ACT teaches you to sync your habits with your goals.
Maybe you’ve tried everything, including bribing yourself (If you go to the gym, you can come home and watch The Bachelorette!) and guilting yourself (You spent so much on that membership—you have to go). But you just can't seem to get into a regular fitness routine.
It turns out sitting on a shrink's couch might be just the fitspo you need.
One of the newest buzzwords in self-improvement is ACT, a type of therapy designed to help you develop your "emotional agility." And that is key to achieving your goals, says Steven Hayes, PhD, a psychology professor at the University of Nevada, Reno: "Emotional agility affects how well you do in business, if you succeed in sports, and whether you stick to your diet and exercise regimen," he says.
ACT (short for Acceptance and Commitment Therapy) involves a combination of mindfulness techniques and behavior change strategies that help you focus on what's important to you, and alter your behavior to support those values.
Preliminary research suggests it might be worth a try if you’re struggling to fit in more workouts. A small study published last year in the British Journal of Health Psychology found that people who were asked to follow a walking program and were also counseled in ACT were nearly five times more likely to meet the activity goals than those who didn't receive counseling.
Another small 2015 study, in Medicine & Science in Sports & Exercise, reported that after one ACT session, women were able to cycle at a high-intensity for longer. Moreover, they enjoyed the exercise more after they received the therapy. And a pilot study back in 2011 found that ACT helped women significantly boost their level of physical activity.
How does it work?
Typically, Hayes explains, psychology experts would tell you to do one of two things as you huff away on the treadmill: Distract yourself from the pain (this is where a rocking playlist comes in handy) or hyper-focus on your form and why you’re there.
But ACT may be even more powerful. Using mindfulness strategies, the therapy helps you come to terms with the barriers that keep you from exercising—and why working out doesn’t feel all that great, all the time. (They don't call it the dreadmill for nothing!)
You might identify beliefs and thoughts like, "I don't have energy for this," or "I’m not confident with my body." Then, you’d combat those thoughts with a hearty dose of self-compassion and self-kindness.
You might also learn tactics to break through your barriers called “defusion skills," says Hayes. For example, you know that nagging refrain in your mind, "I can't run another mile because it's too hard"? Say it in the voice of Donald Duck, and it suddenly feels a lot less powerful. If you’re ashamed of your body because you think it’s “flabby,” say flabby out loud fast for 30 seconds. “By the end, the word or phrase doesn’t mean much,” Hayes explains.

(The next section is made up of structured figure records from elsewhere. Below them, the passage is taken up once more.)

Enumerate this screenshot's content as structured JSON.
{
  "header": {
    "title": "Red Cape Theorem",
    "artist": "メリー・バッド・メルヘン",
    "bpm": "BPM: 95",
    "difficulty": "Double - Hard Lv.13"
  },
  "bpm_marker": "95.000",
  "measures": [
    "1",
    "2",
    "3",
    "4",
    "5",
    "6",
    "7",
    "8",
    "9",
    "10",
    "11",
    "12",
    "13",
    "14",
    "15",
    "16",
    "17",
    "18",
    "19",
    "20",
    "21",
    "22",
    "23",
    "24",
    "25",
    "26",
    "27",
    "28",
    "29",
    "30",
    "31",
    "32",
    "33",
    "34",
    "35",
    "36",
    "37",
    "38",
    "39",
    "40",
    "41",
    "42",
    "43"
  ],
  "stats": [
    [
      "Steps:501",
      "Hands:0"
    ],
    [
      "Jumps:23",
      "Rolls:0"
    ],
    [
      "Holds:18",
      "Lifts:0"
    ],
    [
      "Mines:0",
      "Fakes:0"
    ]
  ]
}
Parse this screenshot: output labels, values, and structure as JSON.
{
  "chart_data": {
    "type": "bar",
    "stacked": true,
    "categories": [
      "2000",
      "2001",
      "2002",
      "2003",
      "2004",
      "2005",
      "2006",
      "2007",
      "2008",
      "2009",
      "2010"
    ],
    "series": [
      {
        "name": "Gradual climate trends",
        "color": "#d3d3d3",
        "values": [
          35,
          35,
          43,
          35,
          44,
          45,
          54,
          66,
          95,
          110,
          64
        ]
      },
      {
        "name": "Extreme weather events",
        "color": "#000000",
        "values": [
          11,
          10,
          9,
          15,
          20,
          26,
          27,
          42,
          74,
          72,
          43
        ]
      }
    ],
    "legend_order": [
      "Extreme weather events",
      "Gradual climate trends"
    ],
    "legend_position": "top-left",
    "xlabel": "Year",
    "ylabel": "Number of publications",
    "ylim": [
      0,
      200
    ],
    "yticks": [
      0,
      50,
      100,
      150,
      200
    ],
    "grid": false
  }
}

Final step: find your motivation. Goals are great—like running a marathon, or fitting into those jeans you've been hanging on to since college. But ACT pushes you to go deeper, and identify higher-level motivations, like wanting to be a positive role model for your kids, or wanting to dance the night away with your boyfriend.
Want to try ACT?
The Association for Contextual Behavioral Science offers a directory you can search to find an ACT therapist near you. Or you can go the DIY route and pick up Hayes' book, Get Out of Your Mind and Into Your Life ($22; amazon.com).
In the meantime, whenever those intrusive "Can't do it, don't want to do it" thoughts start popping into you head pre-workout, be mindful of them. Then kick them to the curb, and focus on your true motivation. Don’t be surprised if you find a little more pep in your step.